Marcos 14,36). Esta palabra aramea —que era la lengua de Jesús— expresa
intimidad, expresa confianza. Precisamente cuando siente la oscuridad que lo
rodea, Jesús la atraviesa con esa pequeña palabra: Abbà, Papá.
Jesús reza también en
la cruz, envuelto en tinieblas por el silencio de Dios. Y sin embargo en
sus labios surge una vez más la palabra “Padre”. Es la oración más audaz,
porque en la cruz Jesús es el intercesor
absoluto: reza por los otros, reza por todos, también por aquellos que lo
condenan, sin que nadie, excepto un pobre malhechor, se ponga de su lado. Todos
estaban contra Él o indiferentes, solamente ese malhechor reconoce el poder.
«Padre, perdónales, porque no saben lo que hacen» (Lucas 23,34). En medio del
drama, en el dolor atroz del alma y del cuerpo, Jesús reza con las palabras de
los salmos; con los pobres del mundo, especialmente con los olvidados por
todos, pronuncia las palabras trágicas del salmo 22: «Dios mío, Dios mío, ¿por
qué me has abandonado?» (v. 2): Él sentía el abandono y rezaba. En la cruz se
cumple el don del Padre, que ofrece el amor, es decir se cumple nuestra
salvación. Y también, una vez, lo llama “Dios mío”, “Padre, en tus manos pongo
mi espíritu”: es decir, todo, todo es oración, en las tres horas de la Cruz.

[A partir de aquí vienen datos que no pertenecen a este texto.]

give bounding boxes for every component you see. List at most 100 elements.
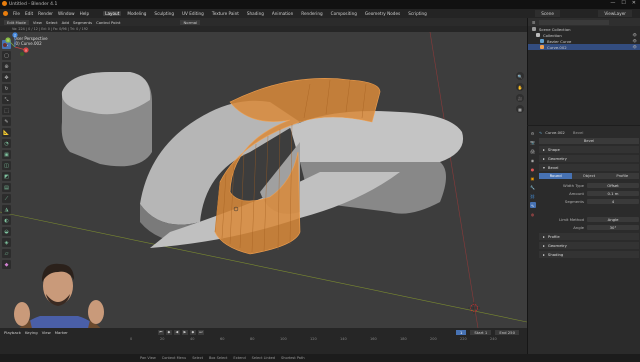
tab-sculpting[interactable]: Sculpting (152, 11, 176, 16)
scale-icon[interactable]: ⤡ (2, 95, 11, 104)
navigation-gizmo[interactable]: X Y Z (0, 32, 30, 62)
prev-key-icon[interactable]: ◆ (165, 329, 172, 335)
view-layer-selector[interactable]: ViewLayer (598, 10, 632, 17)
minimize-button[interactable]: — (610, 0, 615, 6)
menu-edit[interactable]: Edit (25, 11, 33, 16)
shrink-icon[interactable]: ◈ (2, 238, 11, 247)
current-frame-field[interactable]: 1 (455, 329, 467, 335)
annotate-icon[interactable]: ✎ (2, 117, 11, 126)
pan-hand-icon[interactable]: ✋ (516, 83, 524, 91)
outliner-row-label: Bezier Curve (547, 38, 572, 44)
menu-file[interactable]: File (13, 11, 20, 16)
inset-icon[interactable]: ◫ (2, 161, 11, 170)
end-frame-field[interactable]: End 250 (495, 329, 519, 335)
camera-view-icon[interactable]: 🎥 (516, 94, 524, 102)
start-frame-field[interactable]: Start 1 (470, 329, 492, 335)
select-menu[interactable]: Select (46, 20, 58, 25)
bevel-mode-profile[interactable]: Profile (605, 173, 639, 179)
panel-bevel[interactable]: ▾ Bevel (539, 164, 639, 171)
add-curve-icon[interactable]: ◔ (2, 139, 11, 148)
datablock-selector[interactable]: Bevel (539, 138, 639, 144)
outliner-search[interactable] (539, 19, 610, 25)
poly-build-icon[interactable]: ◮ (2, 205, 11, 214)
angle-field[interactable]: 30° (587, 224, 639, 230)
subpanel-geometry[interactable]: ▸ Geometry (539, 242, 639, 249)
play-icon[interactable]: ▶ (181, 329, 188, 335)
visibility-eye-icon[interactable]: 👁 (633, 33, 637, 37)
smooth-icon[interactable]: ◒ (2, 227, 11, 236)
transform-orientation-selector[interactable]: Normal (180, 19, 201, 25)
panel-label: Geometry (547, 243, 567, 248)
tab-layout[interactable]: Layout (103, 11, 122, 16)
material-tab-icon[interactable]: ◍ (530, 211, 536, 217)
modifier-tab-icon[interactable]: 🔧 (530, 184, 536, 190)
segments-field[interactable]: 4 (587, 198, 639, 204)
control-point-menu[interactable]: Control Point (96, 20, 120, 25)
object-tab-icon[interactable]: ▣ (530, 175, 536, 181)
tab-rendering[interactable]: Rendering (299, 11, 324, 16)
extrude-icon[interactable]: ▣ (2, 150, 11, 159)
width-type-dropdown[interactable]: Offset (587, 182, 639, 188)
limit-method-dropdown[interactable]: Angle (587, 216, 639, 222)
tab-scripting[interactable]: Scripting (406, 11, 429, 16)
transform-icon[interactable]: ⬚ (2, 106, 11, 115)
move-icon[interactable]: ✥ (2, 73, 11, 82)
visibility-eye-icon[interactable]: 👁 (633, 39, 637, 43)
render-tab-icon[interactable]: 📷 (530, 139, 536, 145)
tab-shading[interactable]: Shading (245, 11, 266, 16)
amount-field[interactable]: 0.1 m (587, 190, 639, 196)
marker-menu[interactable]: Marker (55, 330, 68, 335)
output-tab-icon[interactable]: 🖨 (530, 148, 536, 154)
tab-uv-editing[interactable]: UV Editing (180, 11, 206, 16)
close-button[interactable]: ✕ (632, 0, 636, 6)
menu-help[interactable]: Help (80, 11, 90, 16)
filter-icon[interactable]: ☰ (532, 20, 535, 25)
tab-texture-paint[interactable]: Texture Paint (210, 11, 241, 16)
segments-menu[interactable]: Segments (73, 20, 92, 25)
field-label: Width Type (563, 182, 584, 188)
blender-menu-icon[interactable] (3, 11, 8, 16)
next-key-icon[interactable]: ◆ (189, 329, 196, 335)
scene-selector[interactable]: Scene (535, 10, 560, 17)
curve-data-tab-icon[interactable]: ∿ (529, 202, 536, 208)
mode-selector[interactable]: Edit Mode (4, 19, 29, 25)
view-menu-timeline[interactable]: View (42, 330, 51, 335)
view-menu[interactable]: View (33, 20, 42, 25)
subpanel-profile[interactable]: ▸ Profile (539, 233, 639, 240)
keying-menu[interactable]: Keying (25, 330, 38, 335)
zoom-icon[interactable]: 🔍 (516, 72, 524, 80)
tab-compositing[interactable]: Compositing (329, 11, 359, 16)
bevel-mode-round[interactable]: Round (539, 173, 573, 179)
panel-shape[interactable]: ▸ Shape (539, 146, 639, 153)
world-tab-icon[interactable]: ● (530, 166, 536, 172)
constraint-tab-icon[interactable]: ⛓ (530, 193, 536, 199)
jump-end-icon[interactable]: ⏭ (197, 329, 204, 335)
menu-window[interactable]: Window (58, 11, 75, 16)
grid-icon[interactable]: ▦ (516, 105, 524, 113)
tool-tab-icon[interactable]: ⚙ (530, 130, 536, 136)
menu-render[interactable]: Render (38, 11, 53, 16)
tick-label: 100 (280, 337, 287, 341)
bevel-mode-object[interactable]: Object (572, 173, 606, 179)
timeline-ruler[interactable]: 0 20 40 60 80 100 120 140 160 180 200 22… (0, 337, 527, 345)
tab-animation[interactable]: Animation (270, 11, 295, 16)
cursor-3d-icon[interactable]: ⊕ (2, 62, 11, 71)
panel-geometry[interactable]: ▸ Geometry (539, 155, 639, 162)
add-menu[interactable]: Add (62, 20, 69, 25)
visibility-eye-icon[interactable]: 👁 (633, 45, 637, 49)
subpanel-shading[interactable]: ▸ Shading (539, 251, 639, 258)
knife-icon[interactable]: ⟋ (2, 194, 11, 203)
tab-geometry-nodes[interactable]: Geometry Nodes (363, 11, 402, 16)
jump-start-icon[interactable]: ⏮ (157, 329, 164, 335)
measure-icon[interactable]: 📐 (2, 128, 11, 137)
rotate-icon[interactable]: ↻ (2, 84, 11, 93)
bevel-icon[interactable]: ◩ (2, 172, 11, 181)
outliner-row-curve-002[interactable]: Curve.002 👁 (528, 44, 640, 50)
play-reverse-icon[interactable]: ◀ (173, 329, 180, 335)
loop-cut-icon[interactable]: ▤ (2, 183, 11, 192)
maximize-button[interactable]: ☐ (621, 0, 625, 6)
tab-modeling[interactable]: Modeling (125, 11, 148, 16)
spin-icon[interactable]: ◐ (2, 216, 11, 225)
playback-menu[interactable]: Playback (4, 330, 21, 335)
scene-tab-icon[interactable]: ◉ (530, 157, 536, 163)
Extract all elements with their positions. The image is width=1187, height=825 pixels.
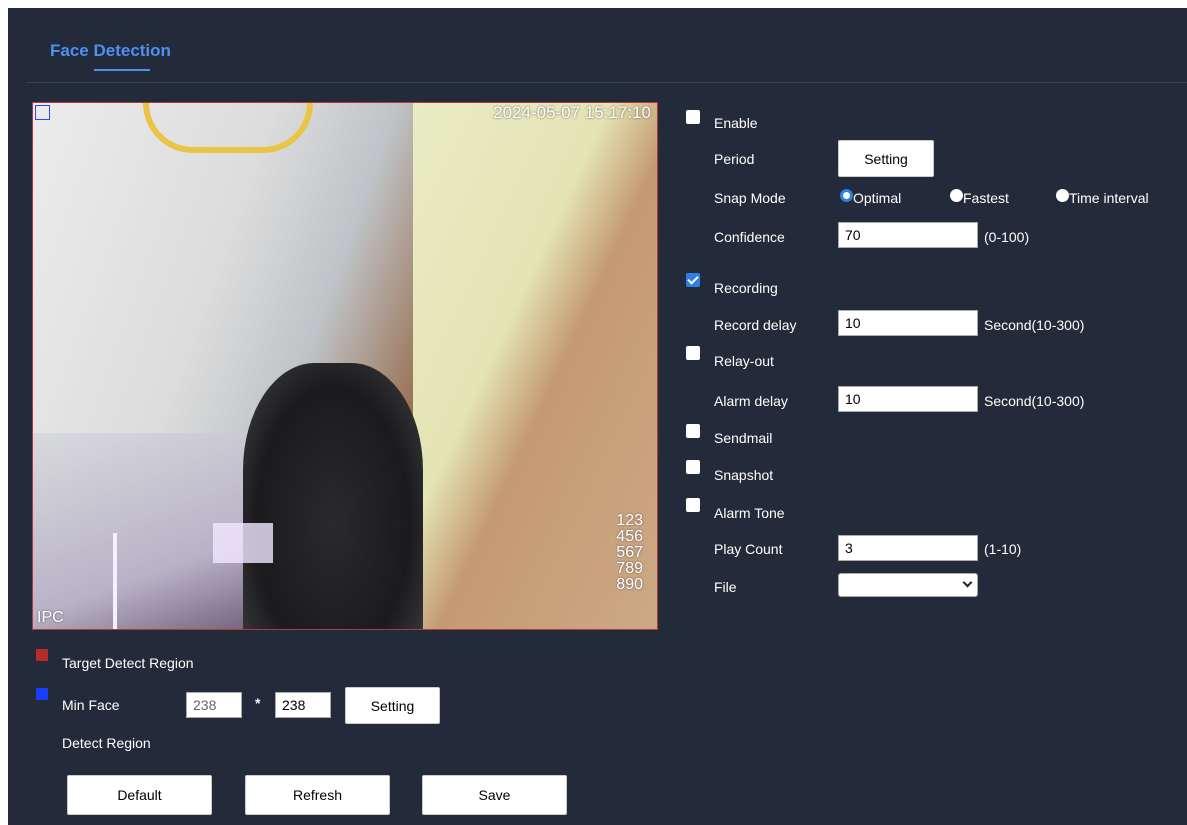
osd-line: 456 <box>616 528 643 545</box>
file-select[interactable] <box>838 573 978 597</box>
relay-out-checkbox[interactable] <box>686 346 700 360</box>
osd-line: 789 <box>616 560 643 577</box>
snap-mode-fastest-label[interactable]: Fastest <box>963 190 1009 206</box>
snap-mode-optimal-radio[interactable] <box>840 189 853 202</box>
sendmail-label: Sendmail <box>714 430 773 446</box>
snap-mode-optimal-label[interactable]: Optimal <box>853 190 901 206</box>
video-scene-light <box>113 533 117 629</box>
save-button[interactable]: Save <box>422 775 567 815</box>
osd-line: 567 <box>616 544 643 561</box>
target-region-label: Target Detect Region <box>62 655 194 671</box>
chevron-down-icon <box>962 577 973 588</box>
file-label: File <box>714 579 737 595</box>
confidence-input[interactable] <box>838 222 978 248</box>
enable-label: Enable <box>714 115 758 131</box>
play-count-label: Play Count <box>714 541 783 557</box>
osd-timestamp: 2024-05-07 15:17:10 <box>493 103 651 122</box>
enable-checkbox[interactable] <box>686 110 700 124</box>
snap-mode-fastest-radio[interactable] <box>950 189 963 202</box>
video-scene-object <box>243 363 423 629</box>
min-face-region-box[interactable] <box>35 105 50 120</box>
min-face-label: Min Face <box>62 697 120 713</box>
detect-region-label: Detect Region <box>62 735 151 751</box>
video-preview[interactable]: 2024-05-07 15:17:10 123 456 567 789 890 … <box>32 102 658 630</box>
video-scene-window <box>213 523 273 563</box>
default-button[interactable]: Default <box>67 775 212 815</box>
alarm-delay-label: Alarm delay <box>714 393 788 409</box>
recording-checkbox[interactable] <box>686 273 700 287</box>
play-count-range: (1-10) <box>984 541 1022 557</box>
confidence-range: (0-100) <box>984 229 1030 245</box>
video-scene-cable <box>143 103 313 153</box>
refresh-button[interactable]: Refresh <box>245 775 390 815</box>
min-face-separator: * <box>255 695 261 711</box>
alarm-tone-checkbox[interactable] <box>686 498 700 512</box>
alarm-tone-label: Alarm Tone <box>714 505 785 521</box>
play-count-input[interactable] <box>838 535 978 561</box>
alarm-delay-unit: Second(10-300) <box>984 393 1085 409</box>
record-delay-input[interactable] <box>838 310 978 336</box>
period-label: Period <box>714 151 755 167</box>
snap-mode-time-interval-label[interactable]: Time interval <box>1069 190 1149 206</box>
record-delay-unit: Second(10-300) <box>984 317 1085 333</box>
min-face-color-icon <box>36 688 48 700</box>
sendmail-checkbox[interactable] <box>686 424 700 438</box>
min-face-height-input[interactable] <box>275 692 331 718</box>
alarm-delay-input[interactable] <box>838 386 978 412</box>
tab-face-detection[interactable]: Face Detection <box>50 41 171 61</box>
snap-mode-label: Snap Mode <box>714 190 786 206</box>
snapshot-label: Snapshot <box>714 467 774 483</box>
tab-active-underline <box>94 69 150 71</box>
header-divider <box>26 82 1187 83</box>
record-delay-label: Record delay <box>714 317 797 333</box>
min-face-setting-button[interactable]: Setting <box>345 687 440 724</box>
snapshot-checkbox[interactable] <box>686 460 700 474</box>
target-region-color-icon <box>36 649 48 661</box>
snap-mode-time-interval-radio[interactable] <box>1056 189 1069 202</box>
osd-text-lines: 123 456 567 789 890 <box>616 513 643 593</box>
osd-line: 890 <box>616 576 643 593</box>
confidence-label: Confidence <box>714 229 785 245</box>
recording-label: Recording <box>714 280 778 296</box>
osd-channel-label: IPC <box>37 609 64 626</box>
min-face-width-input[interactable] <box>186 692 242 718</box>
relay-out-label: Relay-out <box>714 353 774 369</box>
period-setting-button[interactable]: Setting <box>838 140 934 177</box>
osd-line: 123 <box>616 512 643 529</box>
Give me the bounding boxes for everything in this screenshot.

Por tanto, Jesús reza en las horas decisivas de la pasión y
de la muerte. Y con la resurrección el Padre responderá a la oración. La
oración de Jesús es intensa, la oración de Jesús es única y se convierte
también en el modelo de nuestra oración. Jesús ha rezado por todos, ha rezado
también por mí, por cada uno de vosotros. Cada uno de nosotros puede decir:
“Jesús, en la cruz, ha rezado por mí”. Ha rezado. Jesús puede decir a cada uno
de nosotros: “He rezado por ti, en la Última Cena y en el madero de la Cruz”.
Incluso en el más doloroso de nuestros sufrimientos, nunca estamos solos. La
oración de Jesús está con nosotros. “Y ahora, padre, aquí, nosotros que estamos
escuchando esto, ¿Jesús reza por nosotros?”. Sí, sigue rezando para que Su
palabra nos ayude a ir adelante. Pero rezar y recordar que Él reza por
nosotros.
Y esto me parece lo más bonito para recordar. Esta es la
última catequesis de este ciclo sobre la oración: recordar la gracia de que
nosotros no solamente rezamos, sino que, por así decir, hemos sido “rezados”,
ya somos acogidos en el diálogo de Jesús con el Padre, en la comunión del
Espíritu Santo. Jesús reza por mí: cada uno de nosotros puede poner esto en el
corazón, no hay que olvidarlo. También en los peores momentos. Somos ya
acogidos en el diálogo de Jesús con el Padre en la comunión del Espíritu Santo.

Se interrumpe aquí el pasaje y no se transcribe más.